Artist Jeremy Hutchison thus took the idea of trash on the doorstep a step further when he became a “monster of post-consumer imperialism” in the form of a suffocating 8-foot textile zombie called the Dead White Man. It was a collaboration with The Orr Foundation. It was a reference to the Ghanaian phrase obroni wawu, meaning dead white man’s clothing, as traders in the Kantmanto market refer to their stock of cast-offs from the global north. Dead White Man performed at the British Textile Biennale in Blackburn in October and then made quick visits to his favorite clothing suppliers, including Marks & Spencer, where he was filmed by frustrated shoppers as he took the escalator to the underwear department. M&S is one of the brands whose labels frequently wash up on Accra beaches.
‘Terrible pollution of waste colonialism’ … Piles of textile and plastic waste have been spotted on the beach in Jamestown, Accra, Ghana.
In September, Claire Press, founder of the Sydney-based podcast Wardrobe Crisis, essential listening for anyone interested in sustainable fashion, released her latest book, War Next: Fashioning the Future. He explored some ways and terms to solve many such problems. “Overproduction and hyperspeed are two big issues facing the fashion industry,” he says. In its annual Fashion Transparency Index, Fashion Revolution reported that 88% of major fashion brands still do not disclose their annual production volume. According to the index, there is enough clothing globally and enough clothing for the next six generations.
But this year also saw European law dig back into regulating fast fashion. In December, the European Parliament agreed to ban the destruction of unsold clothing, accessories and footwear as part of its new “eco-design” framework, which is also expected to see clothing given a digital product passport. Expected to go into effect in 2026, a QR code will give shoppers greater transparency about materials, manufacturing and even how to repair their items. Without regulation, brands are still not taking proper responsibility for their products, the materials they use and their supply chains. Soon the law will begin to force them to take collective action.
But transparency remains lacking. In November, a Derbyshire woman found a Chinese prisoner’s ID card in the sleeve lining of her regatta coat, raising a warning about modern slavery lurking in the supply chain. And poverty wages are still the industry norm. According to a report by the Clean Clothes Campaign, Shahidul Islam, a union leader for the labor rights movement, was beaten to death in Tongi, Bangladesh on June 25 this year. Four workers died and at least 115 workers and trade unionists were jailed in November as a result of ongoing protests against the new minimum wage in Bangladesh. According to Maeve Galvin, Fashion Revolution’s global director of policy and campaigns, “We are so far from achieving social justice for workers that it is shameful.”
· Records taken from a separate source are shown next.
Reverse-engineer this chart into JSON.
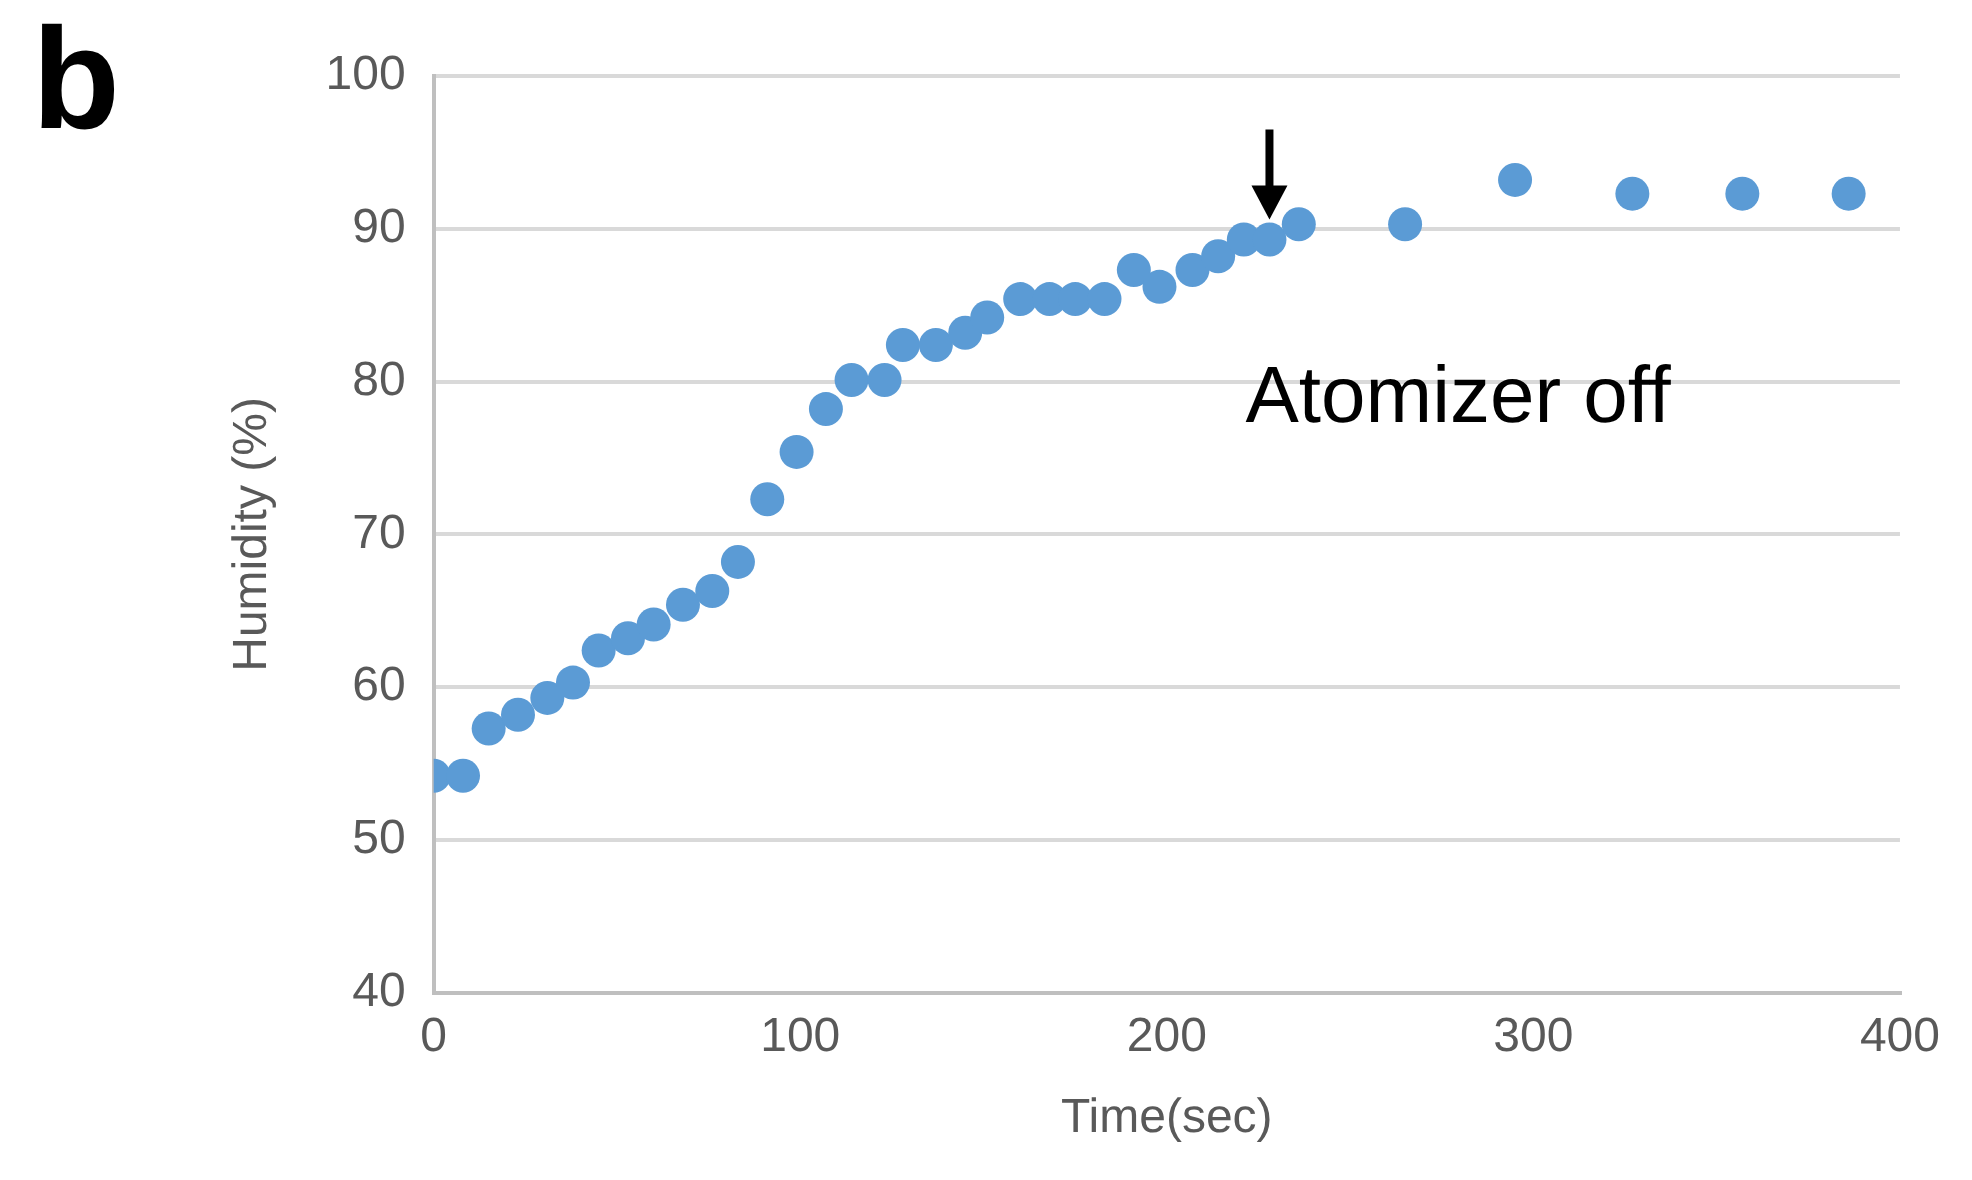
{
  "chart_data": {
    "type": "scatter",
    "xlabel": "Time(sec)",
    "ylabel": "Humidity (%)",
    "x": [
      0,
      8,
      15,
      23,
      31,
      38,
      45,
      53,
      60,
      68,
      76,
      83,
      91,
      99,
      107,
      114,
      123,
      128,
      137,
      145,
      151,
      160,
      168,
      175,
      183,
      191,
      198,
      207,
      214,
      221,
      228,
      236,
      265,
      295,
      327,
      357,
      386
    ],
    "series": [
      {
        "color": "#5b9bd5",
        "values": [
          54.2,
          54.2,
          57.3,
          58.2,
          59.3,
          60.3,
          62.4,
          63.2,
          64.1,
          65.4,
          66.3,
          68.2,
          72.3,
          75.4,
          78.2,
          80.1,
          80.1,
          82.4,
          82.4,
          83.2,
          84.2,
          85.4,
          85.4,
          85.4,
          85.4,
          87.3,
          86.2,
          87.3,
          88.2,
          89.3,
          89.3,
          90.3,
          90.3,
          93.2,
          92.3,
          92.3,
          92.3
        ]
      }
    ],
    "xlim": [
      0,
      400
    ],
    "xticks": [
      0,
      100,
      200,
      300,
      400
    ],
    "ylim": [
      40,
      100
    ],
    "yticks": [
      40,
      50,
      60,
      70,
      80,
      90,
      100
    ],
    "grid": "y",
    "legend": false,
    "marker": "circle",
    "annotations": [
      "b",
      {
        "text": "Atomizer off",
        "x": 228,
        "y": 89.3
      }
    ]
  }
}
On a more hopeful note, young people are increasingly buying their clothes second-hand, online or at car boot sales. Fast fashion brands are finding that Depop, Vinted and eBay are their biggest competitors and are starting to turn valuable retail space into second-hand clothing. As the press at Wear Next observes, while the cost of fashion continues to rise, we’re also seeing the parallel rise of the slow fashion movement with the repair revolution (with repair and alteration apps like Sozo and The Sim) and DIY fashion continuing to thrive. Now embark on that path of progress.